Com razão e maestria, escreveu Voltaire que morria todas as noites para voltar a ressuscitar no dia seguinte. E foi preciso chegarmos aqui, amável leitor, para atingirmos o nódulo, a nota, o miolo da questão. Senão, leiamos o que foi impresso na página 65 de «Ressurreição», na edição de 1999 da Universitária Editora:
«É certo que me ressuscitaste, continuou o médico; e se o futuro me aguarda ainda alguns dias de felicidade sem mescla, a ti só deverei, minha boa Lívia; tu só haverás feito o milagre.» Que o mesmo é dizer: a criancinha, para S. Paulo, é o que nasce de novo. Que o mesmo é dizer, outrossim: da vida prosaica da vontade, ou competitividade, o enamorado fantasista foi transportado e sublimado até à vida iniciática; da Gramática positiva, sensabor, e meramente utilitária, o médico foi, com presteza, elevado e transportado até ao mundo da Poesia, da Guematria ou da Gramática frondosas, generosas, ou digamos generativas. Em termos teosóficos, nós diríamos que, na primeira parte do romance, que estudámos, Félix passou, magicamente, do amor do poder para o poder do Amor. Tal é a «quididade», a verdade, afinal, de todo o romantismo. Em termos platónicos, também, Félix passou do mundo das aparências para o mundo das essências: foi lá que Carl Gustav Jung foi buscar os arquétipos e mitemas da simbologia, o fundo construtor do inconsciente colectivo. E em termos similares de Heidegger, o Martinho, da charlatanice e da mentira da charla, o nosso herói foi sublimado para a comunicação comunial e autêntica, para a linguagem fabular do poetizar primeiro. Poesia, destarte, é mais e muito mais do que a mera comunicação; como observámos ao tratar de Ulisses Duarte, ela é uma caroável, conceptista, e fabulosa Eucaristia...

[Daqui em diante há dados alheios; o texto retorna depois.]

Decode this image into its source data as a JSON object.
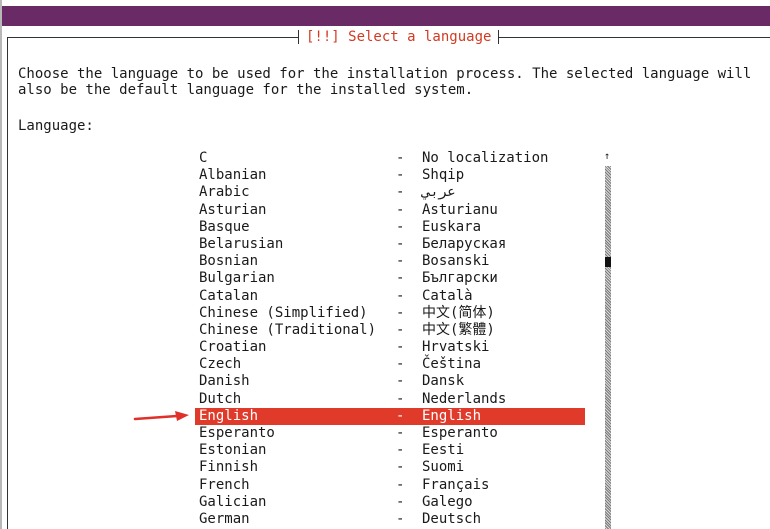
{
  "dialog": {
    "title": "[!!] Select a language",
    "intro_line1": "Choose the language to be used for the installation process. The selected language will",
    "intro_line2": "also be the default language for the installed system.",
    "list_label": "Language:"
  },
  "languages": [
    {
      "name": "C",
      "dash": "-",
      "native": "No localization"
    },
    {
      "name": "Albanian",
      "dash": "-",
      "native": "Shqip"
    },
    {
      "name": "Arabic",
      "dash": "-",
      "native": "عربي"
    },
    {
      "name": "Asturian",
      "dash": "-",
      "native": "Asturianu"
    },
    {
      "name": "Basque",
      "dash": "-",
      "native": "Euskara"
    },
    {
      "name": "Belarusian",
      "dash": "-",
      "native": "Беларуская"
    },
    {
      "name": "Bosnian",
      "dash": "-",
      "native": "Bosanski"
    },
    {
      "name": "Bulgarian",
      "dash": "-",
      "native": "Български"
    },
    {
      "name": "Catalan",
      "dash": "-",
      "native": "Català"
    },
    {
      "name": "Chinese (Simplified)",
      "dash": "-",
      "native": "中文(简体)"
    },
    {
      "name": "Chinese (Traditional)",
      "dash": "-",
      "native": "中文(繁體)"
    },
    {
      "name": "Croatian",
      "dash": "-",
      "native": "Hrvatski"
    },
    {
      "name": "Czech",
      "dash": "-",
      "native": "Čeština"
    },
    {
      "name": "Danish",
      "dash": "-",
      "native": "Dansk"
    },
    {
      "name": "Dutch",
      "dash": "-",
      "native": "Nederlands"
    },
    {
      "name": "English",
      "dash": "-",
      "native": "English",
      "selected": true
    },
    {
      "name": "Esperanto",
      "dash": "-",
      "native": "Esperanto"
    },
    {
      "name": "Estonian",
      "dash": "-",
      "native": "Eesti"
    },
    {
      "name": "Finnish",
      "dash": "-",
      "native": "Suomi"
    },
    {
      "name": "French",
      "dash": "-",
      "native": "Français"
    },
    {
      "name": "Galician",
      "dash": "-",
      "native": "Galego"
    },
    {
      "name": "German",
      "dash": "-",
      "native": "Deutsch"
    }
  ],
  "scrollbar": {
    "up_arrow": "↑",
    "thumb_icon": "scroll-thumb"
  },
  "colors": {
    "topbar": "#6a2a66",
    "title_text": "#d23a22",
    "selection": "#e03b2a",
    "annotation_arrow": "#e0302a"
  }
}
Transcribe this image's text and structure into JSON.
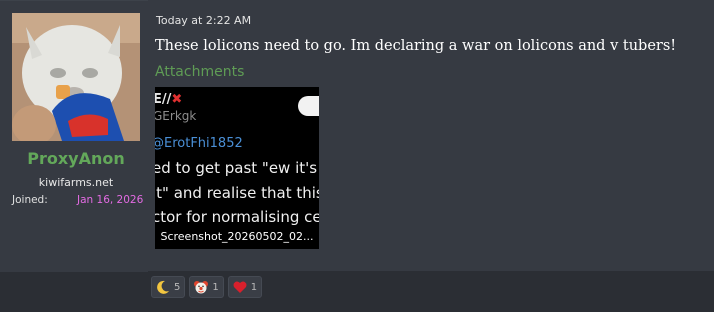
{
  "user": {
    "name": "ProxyAnon",
    "title": "kiwifarms.net",
    "joined_label": "Joined:",
    "joined_value": "Jan 16, 2026"
  },
  "post": {
    "timestamp": "Today at 2:22 AM",
    "message": "These lolicons need to go. Im declaring a war on lolicons and v tubers!",
    "attachments_title": "Attachments"
  },
  "attachment": {
    "filename": "Screenshot_20260502_02...",
    "thumb_name": "E//",
    "thumb_handle": "GErkgk",
    "thumb_mention": "@ErotFhi1852",
    "thumb_line1": "ed to get past \"ew it's ic",
    "thumb_line2": "it\" and realise that this",
    "thumb_line3": "ctor for normalising ce"
  },
  "reactions": [
    {
      "icon": "moon-icon",
      "count": "5"
    },
    {
      "icon": "clown-icon",
      "count": "1"
    },
    {
      "icon": "heart-icon",
      "count": "1"
    }
  ],
  "colors": {
    "username": "#63a85a",
    "joined_value": "#e36be3",
    "attachments_title": "#5f9c55",
    "panel": "#363a42",
    "background": "#2b2e34"
  }
}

É tempo, agora, de findar. Se Machado de Assis e Gomes Leal andavam ébrios e loucos pela ambrósia da videira, andavam bêbedos, também, do sangue divinal. E convidado, que fomos, para o banquete, elaborámos, nós outros, o ágape agora. Recebemos o néctar de Machado de Assis; agora damos, ao leitor, o corpo da notícia. Terminamos, pois então, com um comento e pensamento que muito nos agrada, ao contemplarmos a rosa e o fulgor das primaveras juvenis: quer a Gnose a geração, e generosa é sua génese, mas é preciso, para ser Génio, digerir a diegese.